Постепенно Горин стал ему нравиться, хотя вначале Хьюго и ему не доверял. Он знал, что американец неспособен понять его. Если даже Горин узнает обо всем, что с ним случилось и что происходит сейчас, в течение каждой секунды, отмечаемой тиканьем часов, в каждой клетке его тела, то и тогда он не поймет его переживаний, и не из-за своей бесчувственности, а потому, что Горин обладает органическим оптимизмом человека, который еще не знал горя и которому ничто не угрожает. Между ними лежала огромная пропасть. Фабермахер это понимал. Врожденная доброта внушала ему желание уберечь Эрика, поэтому сейчас он сдержал горькие слова и перевел разговор на другое.
- Все оттого, что я очень нетерпелив, - пояснил он. - Из-за этого я, должно быть, говорю глупости.
- Ничего тут глупого нет, - ответил Эрик. - Я сам хочу поскорее кончить работу.
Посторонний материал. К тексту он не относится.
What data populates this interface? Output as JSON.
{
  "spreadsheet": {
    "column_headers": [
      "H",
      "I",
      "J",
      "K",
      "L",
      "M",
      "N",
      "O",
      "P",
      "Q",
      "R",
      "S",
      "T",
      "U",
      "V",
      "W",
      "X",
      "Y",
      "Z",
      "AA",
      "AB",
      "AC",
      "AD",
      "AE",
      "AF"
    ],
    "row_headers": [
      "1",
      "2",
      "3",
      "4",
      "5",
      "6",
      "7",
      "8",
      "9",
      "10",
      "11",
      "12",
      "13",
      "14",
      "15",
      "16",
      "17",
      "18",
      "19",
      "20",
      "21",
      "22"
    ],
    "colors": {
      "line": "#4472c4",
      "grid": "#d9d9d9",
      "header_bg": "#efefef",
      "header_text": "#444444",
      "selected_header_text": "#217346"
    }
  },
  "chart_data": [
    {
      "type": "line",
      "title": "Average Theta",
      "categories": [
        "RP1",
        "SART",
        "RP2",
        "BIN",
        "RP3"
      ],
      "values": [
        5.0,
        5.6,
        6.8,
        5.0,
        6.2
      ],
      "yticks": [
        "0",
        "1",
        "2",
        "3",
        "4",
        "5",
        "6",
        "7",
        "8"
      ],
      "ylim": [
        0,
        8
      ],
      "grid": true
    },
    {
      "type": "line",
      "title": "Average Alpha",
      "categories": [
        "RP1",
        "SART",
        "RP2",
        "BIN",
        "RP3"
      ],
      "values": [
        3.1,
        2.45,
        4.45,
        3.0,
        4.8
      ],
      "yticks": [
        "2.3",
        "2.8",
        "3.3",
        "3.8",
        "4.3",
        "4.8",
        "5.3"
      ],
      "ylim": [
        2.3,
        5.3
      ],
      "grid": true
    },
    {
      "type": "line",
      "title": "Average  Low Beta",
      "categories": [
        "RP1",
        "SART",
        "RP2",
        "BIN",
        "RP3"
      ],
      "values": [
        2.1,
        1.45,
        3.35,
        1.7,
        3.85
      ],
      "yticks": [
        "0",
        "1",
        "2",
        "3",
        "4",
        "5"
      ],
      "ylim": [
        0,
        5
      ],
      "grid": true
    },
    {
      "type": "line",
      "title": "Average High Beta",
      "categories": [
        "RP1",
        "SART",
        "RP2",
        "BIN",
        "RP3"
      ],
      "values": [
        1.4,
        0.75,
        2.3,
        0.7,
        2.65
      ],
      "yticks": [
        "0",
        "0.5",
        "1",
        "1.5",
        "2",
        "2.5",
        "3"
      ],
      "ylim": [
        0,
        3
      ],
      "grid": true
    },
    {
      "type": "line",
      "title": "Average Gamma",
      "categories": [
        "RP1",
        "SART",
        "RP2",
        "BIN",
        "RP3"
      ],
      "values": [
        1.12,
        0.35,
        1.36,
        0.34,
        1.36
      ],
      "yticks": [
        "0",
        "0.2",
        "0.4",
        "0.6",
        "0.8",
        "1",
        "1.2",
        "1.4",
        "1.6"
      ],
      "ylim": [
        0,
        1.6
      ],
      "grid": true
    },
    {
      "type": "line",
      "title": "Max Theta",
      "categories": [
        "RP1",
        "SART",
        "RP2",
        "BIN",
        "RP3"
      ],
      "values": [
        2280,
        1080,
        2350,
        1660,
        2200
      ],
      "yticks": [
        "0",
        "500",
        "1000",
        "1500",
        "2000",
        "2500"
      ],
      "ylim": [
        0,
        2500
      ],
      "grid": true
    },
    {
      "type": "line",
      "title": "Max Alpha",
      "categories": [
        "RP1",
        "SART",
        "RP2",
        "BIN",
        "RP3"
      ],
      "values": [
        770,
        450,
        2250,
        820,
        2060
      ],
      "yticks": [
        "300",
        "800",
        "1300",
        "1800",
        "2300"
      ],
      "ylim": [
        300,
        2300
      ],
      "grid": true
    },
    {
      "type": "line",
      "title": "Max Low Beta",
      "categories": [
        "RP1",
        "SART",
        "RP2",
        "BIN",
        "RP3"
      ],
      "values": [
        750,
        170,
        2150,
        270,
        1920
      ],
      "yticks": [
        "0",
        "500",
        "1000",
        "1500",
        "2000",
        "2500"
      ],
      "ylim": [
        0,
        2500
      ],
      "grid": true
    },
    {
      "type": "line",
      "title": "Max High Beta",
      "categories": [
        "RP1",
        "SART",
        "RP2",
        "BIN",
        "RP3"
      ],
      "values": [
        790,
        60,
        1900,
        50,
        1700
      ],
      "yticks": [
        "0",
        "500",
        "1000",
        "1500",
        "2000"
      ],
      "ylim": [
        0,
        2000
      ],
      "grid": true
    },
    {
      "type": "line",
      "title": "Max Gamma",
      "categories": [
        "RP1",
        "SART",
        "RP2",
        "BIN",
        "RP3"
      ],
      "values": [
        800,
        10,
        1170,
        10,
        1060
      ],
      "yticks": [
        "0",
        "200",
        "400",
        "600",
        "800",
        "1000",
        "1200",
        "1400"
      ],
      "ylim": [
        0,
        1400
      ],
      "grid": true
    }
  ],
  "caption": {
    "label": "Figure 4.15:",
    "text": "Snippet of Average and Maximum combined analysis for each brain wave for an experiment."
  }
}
- Правда? - улыбнулся Фабермахер. - Какие же у вас на то причины? Впрочем, это не имеет значения, они, конечно, не менее важны, чем мои. Итак, мы с вами договорились о том, что цель у нас общая: опыт должен дать нам новые сведения.
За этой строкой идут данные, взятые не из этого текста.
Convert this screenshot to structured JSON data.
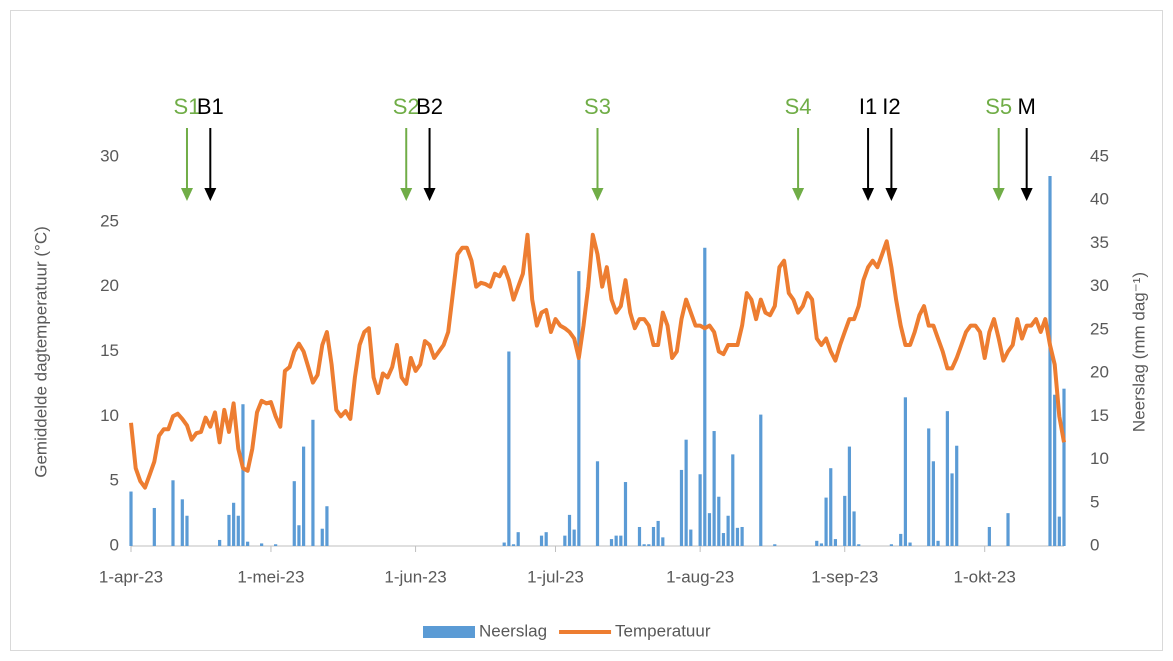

- Все зависит от Хэвиленда. - Эрик подошел к столу и раздраженно забарабанил по нему пальцами. - Его никак нельзя заставить работать, разве только мы с вами сделаем так много, что ему волей-неволей придется довести дело до конца.
- Да, но, к сожалению, я плохой помощник.
- Вы можете помочь морально, - усмехнулся Эрик. - Знаете что, когда Хэвиленд придет, смотрите на него во все глаза. Уподобьтесь фурии и испепелите его своим убийственным взглядом.
- Убийственным? - иронически повторил Фабермахер. - Будь у меня убийственный взгляд, этой verdammte [проклятой (нем.)] человеческой расе пришлось бы чертовски плохо.
- Оставим в покое эту verdammte человеческую расу. Возьмитесь за одного только Хэвиленда. Он просто равнодушный человек. Он запутался в своих личных проблемах, и ему нет никакого дела до других.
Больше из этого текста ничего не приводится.